Even more disorienting, is that this occasion tends to arises during the most stressful of situations. Children and family services rarely become involved on a good day in a family's life. Hence, fight and flight responses are already at their peak, and families will be trying to handle a very difficult situation, when suddenly, help is at hand and it can feel very unhelpful indeed.

Suddenly, just as too many cooks can spoil the soup, a families life is taken over with an entire meeting room of individuals, who even more confusingly may not all be singing from the same hymn sheet. 
Through this process, parents are told they have PR (parental rights and responsibilities), but what does that actually mean? It can feel more like an accusation that a right, at times.
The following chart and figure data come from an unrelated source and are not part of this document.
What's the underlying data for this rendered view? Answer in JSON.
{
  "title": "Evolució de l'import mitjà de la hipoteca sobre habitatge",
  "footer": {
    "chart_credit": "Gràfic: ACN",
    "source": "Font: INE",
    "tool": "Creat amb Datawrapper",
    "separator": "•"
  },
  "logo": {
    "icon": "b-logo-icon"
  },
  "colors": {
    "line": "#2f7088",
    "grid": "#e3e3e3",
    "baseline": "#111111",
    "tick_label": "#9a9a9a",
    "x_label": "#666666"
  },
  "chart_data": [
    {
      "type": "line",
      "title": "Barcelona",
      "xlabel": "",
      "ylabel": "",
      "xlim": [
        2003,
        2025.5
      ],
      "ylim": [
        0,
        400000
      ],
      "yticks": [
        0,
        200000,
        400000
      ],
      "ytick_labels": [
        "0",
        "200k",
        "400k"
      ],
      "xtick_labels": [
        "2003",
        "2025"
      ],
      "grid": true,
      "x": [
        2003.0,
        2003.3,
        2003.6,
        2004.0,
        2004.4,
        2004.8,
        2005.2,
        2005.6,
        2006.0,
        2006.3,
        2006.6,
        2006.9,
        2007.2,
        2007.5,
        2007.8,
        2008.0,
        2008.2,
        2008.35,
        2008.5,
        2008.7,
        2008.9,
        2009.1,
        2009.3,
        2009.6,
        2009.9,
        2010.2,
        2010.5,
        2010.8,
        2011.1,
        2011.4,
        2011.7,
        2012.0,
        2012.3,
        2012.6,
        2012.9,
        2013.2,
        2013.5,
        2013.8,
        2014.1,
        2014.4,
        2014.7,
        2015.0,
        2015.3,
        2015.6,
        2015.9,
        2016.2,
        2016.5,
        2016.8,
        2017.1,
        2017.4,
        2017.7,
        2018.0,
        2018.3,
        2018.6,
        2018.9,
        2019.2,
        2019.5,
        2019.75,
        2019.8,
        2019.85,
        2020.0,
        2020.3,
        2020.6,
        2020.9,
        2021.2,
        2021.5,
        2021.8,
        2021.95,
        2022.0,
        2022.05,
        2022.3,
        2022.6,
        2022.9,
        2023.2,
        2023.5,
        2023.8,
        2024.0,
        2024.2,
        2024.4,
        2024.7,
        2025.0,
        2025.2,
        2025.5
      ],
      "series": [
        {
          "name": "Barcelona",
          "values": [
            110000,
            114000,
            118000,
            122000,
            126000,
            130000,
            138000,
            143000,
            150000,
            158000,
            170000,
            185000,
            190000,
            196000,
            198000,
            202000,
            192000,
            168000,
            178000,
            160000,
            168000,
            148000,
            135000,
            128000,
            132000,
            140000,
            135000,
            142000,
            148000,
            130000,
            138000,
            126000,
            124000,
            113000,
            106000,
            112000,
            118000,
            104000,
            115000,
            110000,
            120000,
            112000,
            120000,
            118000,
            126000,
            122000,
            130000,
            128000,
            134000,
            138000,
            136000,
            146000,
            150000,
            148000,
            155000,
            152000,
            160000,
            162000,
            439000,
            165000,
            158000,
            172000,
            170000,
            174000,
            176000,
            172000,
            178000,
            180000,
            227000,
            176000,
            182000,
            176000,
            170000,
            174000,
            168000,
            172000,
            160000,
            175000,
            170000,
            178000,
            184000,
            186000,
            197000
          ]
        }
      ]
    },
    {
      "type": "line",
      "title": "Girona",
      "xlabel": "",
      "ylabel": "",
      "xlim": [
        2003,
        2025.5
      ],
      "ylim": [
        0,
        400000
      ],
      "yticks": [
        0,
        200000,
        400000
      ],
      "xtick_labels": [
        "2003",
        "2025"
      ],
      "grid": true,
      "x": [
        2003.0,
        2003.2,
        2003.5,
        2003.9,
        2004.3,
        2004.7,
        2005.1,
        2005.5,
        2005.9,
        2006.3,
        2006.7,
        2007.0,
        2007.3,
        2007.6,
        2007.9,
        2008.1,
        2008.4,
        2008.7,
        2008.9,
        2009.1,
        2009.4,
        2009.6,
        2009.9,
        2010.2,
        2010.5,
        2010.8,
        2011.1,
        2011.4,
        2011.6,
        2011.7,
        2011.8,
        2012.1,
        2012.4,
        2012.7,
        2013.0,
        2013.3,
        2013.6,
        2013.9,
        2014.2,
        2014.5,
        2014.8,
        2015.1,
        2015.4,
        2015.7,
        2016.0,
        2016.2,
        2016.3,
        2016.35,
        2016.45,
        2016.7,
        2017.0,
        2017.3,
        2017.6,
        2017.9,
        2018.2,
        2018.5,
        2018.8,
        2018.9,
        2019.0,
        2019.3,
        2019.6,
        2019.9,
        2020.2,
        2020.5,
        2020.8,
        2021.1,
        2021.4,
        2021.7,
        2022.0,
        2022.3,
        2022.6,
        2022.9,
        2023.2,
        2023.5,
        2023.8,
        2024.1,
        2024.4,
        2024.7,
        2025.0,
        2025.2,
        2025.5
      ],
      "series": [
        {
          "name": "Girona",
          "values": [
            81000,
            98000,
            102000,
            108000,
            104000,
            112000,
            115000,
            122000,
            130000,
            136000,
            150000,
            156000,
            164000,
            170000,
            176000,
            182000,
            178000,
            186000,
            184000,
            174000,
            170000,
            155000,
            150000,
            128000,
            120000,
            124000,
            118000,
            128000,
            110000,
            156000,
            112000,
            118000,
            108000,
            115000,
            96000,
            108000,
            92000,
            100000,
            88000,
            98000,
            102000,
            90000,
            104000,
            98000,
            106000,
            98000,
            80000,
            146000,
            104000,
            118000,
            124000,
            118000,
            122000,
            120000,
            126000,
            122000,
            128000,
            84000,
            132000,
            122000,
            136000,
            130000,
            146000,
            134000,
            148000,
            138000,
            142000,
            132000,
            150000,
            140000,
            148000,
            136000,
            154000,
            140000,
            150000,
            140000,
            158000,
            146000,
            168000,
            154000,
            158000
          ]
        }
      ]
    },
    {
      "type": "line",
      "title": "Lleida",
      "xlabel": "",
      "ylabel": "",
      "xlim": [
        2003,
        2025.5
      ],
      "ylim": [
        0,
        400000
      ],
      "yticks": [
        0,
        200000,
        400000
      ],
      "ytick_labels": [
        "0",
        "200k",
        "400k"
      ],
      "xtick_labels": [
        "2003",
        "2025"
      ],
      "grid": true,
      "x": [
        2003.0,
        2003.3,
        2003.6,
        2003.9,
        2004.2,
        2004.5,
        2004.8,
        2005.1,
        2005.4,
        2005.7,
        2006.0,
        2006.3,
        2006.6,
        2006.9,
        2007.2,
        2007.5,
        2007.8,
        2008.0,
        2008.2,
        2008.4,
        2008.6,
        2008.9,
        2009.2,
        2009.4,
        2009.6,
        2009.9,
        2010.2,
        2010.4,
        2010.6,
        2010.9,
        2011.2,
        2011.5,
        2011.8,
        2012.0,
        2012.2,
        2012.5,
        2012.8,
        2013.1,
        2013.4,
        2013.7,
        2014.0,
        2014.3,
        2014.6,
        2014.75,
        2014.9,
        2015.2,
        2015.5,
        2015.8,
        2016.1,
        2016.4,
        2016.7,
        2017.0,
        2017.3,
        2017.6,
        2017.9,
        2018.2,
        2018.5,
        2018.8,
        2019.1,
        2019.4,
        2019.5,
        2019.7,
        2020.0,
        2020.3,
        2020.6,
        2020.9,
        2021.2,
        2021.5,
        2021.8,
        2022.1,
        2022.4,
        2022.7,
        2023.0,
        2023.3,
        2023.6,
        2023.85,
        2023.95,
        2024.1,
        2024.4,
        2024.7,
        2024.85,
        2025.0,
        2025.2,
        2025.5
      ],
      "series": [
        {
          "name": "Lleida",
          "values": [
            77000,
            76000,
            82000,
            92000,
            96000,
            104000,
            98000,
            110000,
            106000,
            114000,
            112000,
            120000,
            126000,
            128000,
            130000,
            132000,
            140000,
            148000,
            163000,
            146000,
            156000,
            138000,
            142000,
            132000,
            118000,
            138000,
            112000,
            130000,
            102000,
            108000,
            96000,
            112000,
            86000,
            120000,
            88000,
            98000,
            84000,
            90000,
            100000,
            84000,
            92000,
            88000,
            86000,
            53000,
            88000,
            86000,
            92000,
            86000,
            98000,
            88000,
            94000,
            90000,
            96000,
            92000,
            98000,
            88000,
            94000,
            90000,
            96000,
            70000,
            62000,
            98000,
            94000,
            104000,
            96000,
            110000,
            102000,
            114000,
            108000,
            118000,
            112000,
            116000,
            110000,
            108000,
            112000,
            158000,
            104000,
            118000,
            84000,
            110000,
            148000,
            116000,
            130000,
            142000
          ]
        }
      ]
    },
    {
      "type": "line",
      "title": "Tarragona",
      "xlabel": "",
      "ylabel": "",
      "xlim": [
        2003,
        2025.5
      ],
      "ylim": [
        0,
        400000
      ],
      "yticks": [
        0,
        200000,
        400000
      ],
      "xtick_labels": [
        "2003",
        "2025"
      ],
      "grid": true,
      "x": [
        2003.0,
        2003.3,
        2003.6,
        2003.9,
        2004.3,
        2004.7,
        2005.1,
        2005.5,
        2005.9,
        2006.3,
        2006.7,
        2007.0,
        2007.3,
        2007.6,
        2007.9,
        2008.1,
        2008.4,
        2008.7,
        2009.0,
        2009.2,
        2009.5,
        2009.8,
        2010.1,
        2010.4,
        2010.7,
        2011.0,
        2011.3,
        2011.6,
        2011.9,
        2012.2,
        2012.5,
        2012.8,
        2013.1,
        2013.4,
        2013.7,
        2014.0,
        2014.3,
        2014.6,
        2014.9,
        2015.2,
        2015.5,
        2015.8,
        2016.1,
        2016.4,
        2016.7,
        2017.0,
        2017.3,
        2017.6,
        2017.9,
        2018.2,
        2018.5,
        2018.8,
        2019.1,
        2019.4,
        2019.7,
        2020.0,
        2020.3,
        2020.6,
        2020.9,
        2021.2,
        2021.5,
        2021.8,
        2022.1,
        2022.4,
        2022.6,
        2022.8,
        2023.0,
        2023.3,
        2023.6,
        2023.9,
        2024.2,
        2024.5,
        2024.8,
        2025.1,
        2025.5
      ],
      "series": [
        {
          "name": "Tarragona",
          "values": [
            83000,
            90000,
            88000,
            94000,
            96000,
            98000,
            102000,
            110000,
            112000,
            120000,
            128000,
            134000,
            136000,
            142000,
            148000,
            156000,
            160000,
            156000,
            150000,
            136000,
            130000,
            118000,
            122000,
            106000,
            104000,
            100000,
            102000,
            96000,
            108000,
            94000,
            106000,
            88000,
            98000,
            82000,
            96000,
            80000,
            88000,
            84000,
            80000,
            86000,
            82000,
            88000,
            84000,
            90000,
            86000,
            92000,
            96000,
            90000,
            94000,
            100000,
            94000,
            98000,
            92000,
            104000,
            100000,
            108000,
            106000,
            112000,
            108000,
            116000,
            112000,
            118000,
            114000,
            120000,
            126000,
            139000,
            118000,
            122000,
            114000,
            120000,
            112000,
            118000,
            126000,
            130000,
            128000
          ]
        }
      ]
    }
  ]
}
When asked what a meeting is for, I was once told repeatedly, "It is statutory". Statutory is not an explanation. Not to a terrified parent. It meant nothing to me beyond it had to happen and it was regulated.

But what was the meeting about? What was I meant to ask, say, do, what could I hope for, and what might happen? What was the meeting actually about? I was told again, it is statutory. – Well, thanks but that explains nothing.
The child, rightfully so, is the very epicentre of everyone’s focus. However, children need their parents, they need their families. The right to family life is so important it is recognised by international law. But the only way to reunify or keep families together when life gets tough is to remember that parents need support too.
Parents need to understand the way the child protection system works, and what to expect. They need to have an understanding of what their rights and responsibilities are and what they can expect from everyone involved.
At every stage, I was so desperate for a map, a guide to help me navigate from beginning to end. Of course, there is no guarantees, and everyone’s case is different; nonetheless, information is empowering. Hence, this blog has been started.
My goals with this site are:
  • To create a list of resources, advice, and support links specific to Scotland, because there is very little Scottish safeguarding advice available.
  • Through sharing my own experiences, I hope to encourage and support parents to navigate the child protection process, and enable them to do their best for their children.
  • To encourage and promote parents and social work to work together within the rules (rules were established not just to protect parents and children, but to protect social workers, as well) to keep everyone safe. And to emphasis the importance of empathy and humanity in social work.
  • To promote advocacy for families and children who are more than just eligible services users, who need more clarity, to have their voices heard and to seek better working relationships between LAs and families.

“You must not lose faith in humanity. Humanity is an ocean; if a few drops of the ocean are dirty, the ocean does not become dirty.”